Chapter 1 : Supervised Learning and Naive Bayes Classification — Part 2 (Coding)

Published in

Machine Learning 101

7 min readMay 2, 2017

The question of whether a computer can think is no more interesting than the question of whether a submarine can swim.

Note: If you haven’t gone through first part, theory of Naive Bayes, I would suggest you to read through it. (4 mins read) here.

In this part we shall explore sklearn library. sklearn in python provides ready to use popular machine learning algorithm like Naive Bayes. (It involves others as well like SVM... that will be part of future posts). Having this, relieves you from manually coding your own Naive Bayes implementation.

Give a man a program, frustrate him for a day.
Teach a man to program, frustrate him for a lifetime.

The Coding Exercise

In this exercise we shall train the model with set of emails labelled as either from Spam or Not Spam. There are 702 emails equally divided into spam and non spam category. Next, we shall test the model on 260 emails. We shall ask model to predict the category of this emails and compare the accuracy with correct classification that we already know.

This is classical example of text data mining.

Prerequisite

This tutorial assumes the coding exercise is being done on Debian based Linux. The installation instruction may vary from OS you are using, however the python code remains same.

Install Python.
Install pip.
Install sklearn for python : pip install scikit-learn
Install numpy: pip install numpy
Install SciPy: pip install scipy

0. Download

I have created a git repository for the data set and the sample code. You can download it from here (Use chapter 1 folder). Its same data set discussed in this chapter. I would suggest you to follow through the discussion and do the coding yourself. In case it fails, you can use/refer my version to understand working.

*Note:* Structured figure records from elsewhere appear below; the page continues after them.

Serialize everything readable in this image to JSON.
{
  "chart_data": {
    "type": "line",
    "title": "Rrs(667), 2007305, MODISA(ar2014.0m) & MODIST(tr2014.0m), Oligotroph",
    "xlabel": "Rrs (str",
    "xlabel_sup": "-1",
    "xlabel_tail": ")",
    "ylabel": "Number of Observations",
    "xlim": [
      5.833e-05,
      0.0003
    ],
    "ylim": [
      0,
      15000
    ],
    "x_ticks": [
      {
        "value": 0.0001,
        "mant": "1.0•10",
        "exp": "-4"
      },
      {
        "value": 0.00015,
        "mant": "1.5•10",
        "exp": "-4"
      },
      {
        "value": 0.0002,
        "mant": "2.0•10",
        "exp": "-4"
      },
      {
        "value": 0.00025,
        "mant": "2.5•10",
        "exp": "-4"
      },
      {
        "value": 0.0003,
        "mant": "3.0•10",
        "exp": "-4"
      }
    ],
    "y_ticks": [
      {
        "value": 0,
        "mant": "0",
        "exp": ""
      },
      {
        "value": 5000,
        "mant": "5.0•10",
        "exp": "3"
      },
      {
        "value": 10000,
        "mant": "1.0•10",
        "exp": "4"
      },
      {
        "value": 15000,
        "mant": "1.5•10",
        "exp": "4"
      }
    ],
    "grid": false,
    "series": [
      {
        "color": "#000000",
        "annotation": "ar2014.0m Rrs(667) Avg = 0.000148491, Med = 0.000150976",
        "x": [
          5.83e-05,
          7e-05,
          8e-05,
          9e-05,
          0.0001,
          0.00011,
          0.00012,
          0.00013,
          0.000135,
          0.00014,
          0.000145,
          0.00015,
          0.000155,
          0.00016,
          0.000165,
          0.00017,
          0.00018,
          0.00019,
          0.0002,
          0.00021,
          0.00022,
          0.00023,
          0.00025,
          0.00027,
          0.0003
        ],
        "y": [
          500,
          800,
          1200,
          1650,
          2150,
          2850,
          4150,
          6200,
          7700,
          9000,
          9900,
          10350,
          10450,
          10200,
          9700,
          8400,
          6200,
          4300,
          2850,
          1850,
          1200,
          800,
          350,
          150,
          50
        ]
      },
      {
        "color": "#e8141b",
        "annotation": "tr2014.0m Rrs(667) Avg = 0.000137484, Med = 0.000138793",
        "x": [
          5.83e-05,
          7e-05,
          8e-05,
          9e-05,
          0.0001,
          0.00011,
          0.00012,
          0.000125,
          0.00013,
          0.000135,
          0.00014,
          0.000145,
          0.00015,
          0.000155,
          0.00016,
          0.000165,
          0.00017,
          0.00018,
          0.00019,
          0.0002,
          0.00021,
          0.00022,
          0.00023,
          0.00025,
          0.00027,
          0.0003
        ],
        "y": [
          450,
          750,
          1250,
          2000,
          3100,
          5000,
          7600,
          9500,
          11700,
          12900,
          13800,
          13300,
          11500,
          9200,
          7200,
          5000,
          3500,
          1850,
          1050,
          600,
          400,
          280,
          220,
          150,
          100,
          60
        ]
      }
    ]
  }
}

1. Cleaning and Preparing the data

We have two folders test-mails and train-mails. We will use train-mails to train the model. The sample email data set looks like:

Subject: re : 2 . 882 s - > np np> deat : sun , 15 dec 91 2 : 25 : 2 est > : michael < mmorse @ vm1 . yorku . ca > > subject : re : 2 . 864 query > > wlodek zadrozny ask " anything interest " > construction " s > np np " . . . second , > much relate : consider construction form > discuss list late reduplication ? > logical sense " john mcnamara name " tautologous thus , > level , indistinguishable " , , here ? " . ' john mcnamara name ' tautologous support those logic-base semantics irrelevant natural language . sense tautologous ? supplies value attribute follow attribute value . fact value name-attribute relevant entity ' chaim shmendrik ' , ' john mcnamara name ' false . tautology , . ( reduplication , either . )

First line is subject and the content starts from the third line.

If you navigate to any of the train-mails or test-mails, you shall see file names in two patterns

number-numbermsg[number].txt : example 3-1msg1.txt (this are non spam emails)ORspmsg[Number].txt : example spmsga162.txt (these files are of spam emails).

The very first step in text data mining task is to clean and prepare the data for a model. In cleaning we remove the non required words, expressions and symbols from text.

Consider a text:

“Hi, this is Alice. Hope you are doing well and enjoying your vacation.”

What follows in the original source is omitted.